Our study is strengthened by its novel data and expert radiology staff who read the ultrasounds. Although MRI is commonly believed to be more sensitive to detect PVL, we chose conduct our study utilizing ultrasound, which is less expensive and more readily available, to add to the generalizability of our results. Additionally, there is data to suggest that ultrasonography successfully detects cystic white matter injuries such as PVL at the same rate as MRI [8]. We chose to focus on PVL, a relatively rare event, because of its severe neurological consequences and ability to be diagnosed with high confidence shortly after birth, as opposed to other adverse neurological outcomes associated with prematurity that manifest later in life.

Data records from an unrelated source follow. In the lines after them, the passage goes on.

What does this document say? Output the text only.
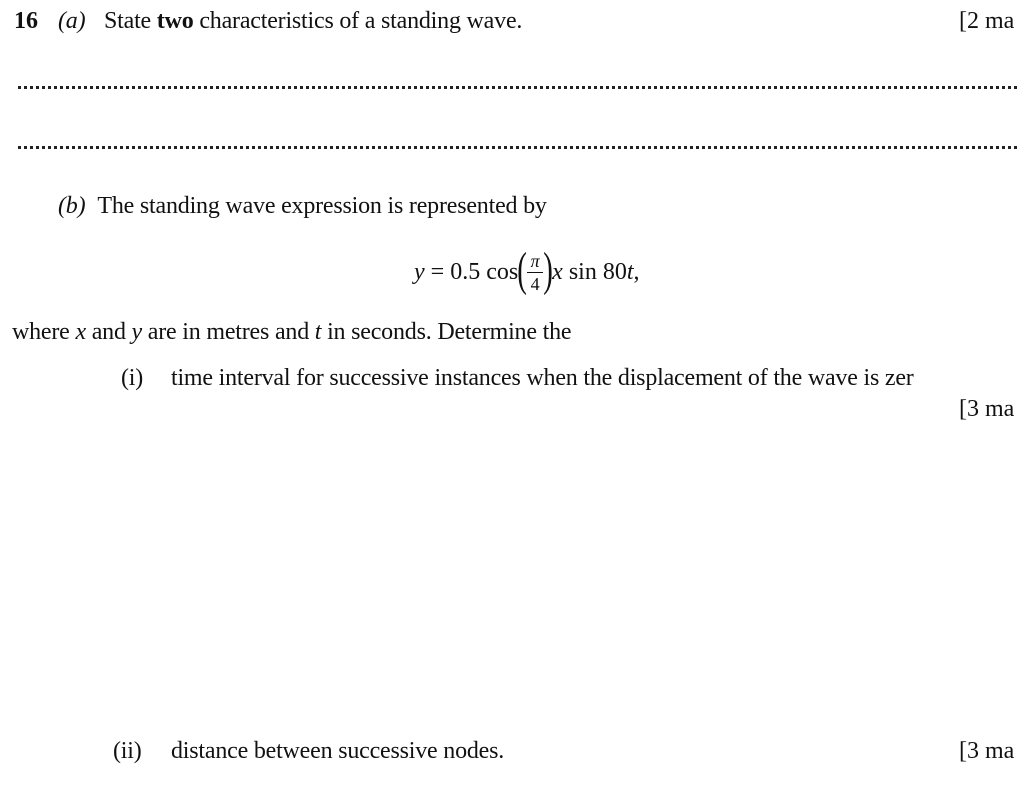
16 (a) State two characteristics of a standing wave.	[2 ma
(b) The standing wave expression is represented by
y = 0.5 cos ( $\frac{\pi}{4}$ ) x sin 80 t ,
where x and y are in metres and t in seconds. Determine the
(i) time interval for successive instances when the displacement of the wave is zer
[3 ma
(ii) distance between successive nodes.	[3 ma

We have shown that the same correlation between higher glucose levels and poor outcomes observed postnatally exists at birth and therefore likely in utero. The clinical implications of this research have the potential to be far-reaching. Peripheral birth glucose may prove to be a valuable, inexpensive, readily-available risk stratification tool for preterm infants. Although rates of survival for preterm infants surviving into childhood and beyond are high, very few interventions have improved their neurologic outcomes. The early identification of white matter brain injuries is important for providing patient counseling and individualized treatment and rehabilitation plans. Furthermore, PVL is a known antecedent to cerebral palsy, and early detection of at-risk infants is critical to improving care and outcomes.


Declaration of Interest


The authors report no declarations of interest


References


  1. Martin JA, Hamilton BE, Ventura SJ, Osterman MJ, Kirmeyer S, et al. (2011) Births: final data for 2009. Natl Vital Stat Rep 60: 1-70.

  2. Sinclair JC, Bottino M, Cowett RM (2011) Interventions for prevention of neonatal hyperglycemia in very low birth weight infants. Cochrane Database Syst Rev CD007615.

  3. Rorke LB (1992) Anatomical features of the developing brain implicated in pathogenesis of hypoxic-ischemic injury. Brain Pathol 2: 211-221.

  4. Hays SP, Smith EO, Sunehag AL (2006) Hyperglycemia is a risk factor for early death and morbidity in extremely low birth-weight infants. Pediatrics 118: 1811-1818.

  5. Nadeem M, Murray DM, Boylan GB, Dempsey EM, Ryan CA (2011) Early blood glucose profile and neurodevelopmental outcome at two years in neonatal hypoxic-ischaemic encephalopathy. BMC pediatrics 11:10.

  6. Alexandrou G, Skiold B, Karlen J, Tessma MK, Norman M, et al. (2010) Early hyperglycemia is a risk factor for death and white matter reduction in preterm infants. Pediatrics 125: e584-e591.

  7. Okamura M, Itakura A, Kurauchi O, Hayakawa F, Mizutani S, et al. (1997) Fetal heart rate patterns associated with periventricular leukomalacia. Int J Gynaecol Obstet 56: 13-18.

  8. Miller SP, Cozzio CC, Goldstein RB, Ferriero DM, Partridge JC, et al. (2003) Comparing the diagnosis of white matter injury in premature newborns with serial MR imaging and transfontanel ultrasonography findings. AJNR Am J Neuroradiol 24: 1661-1669.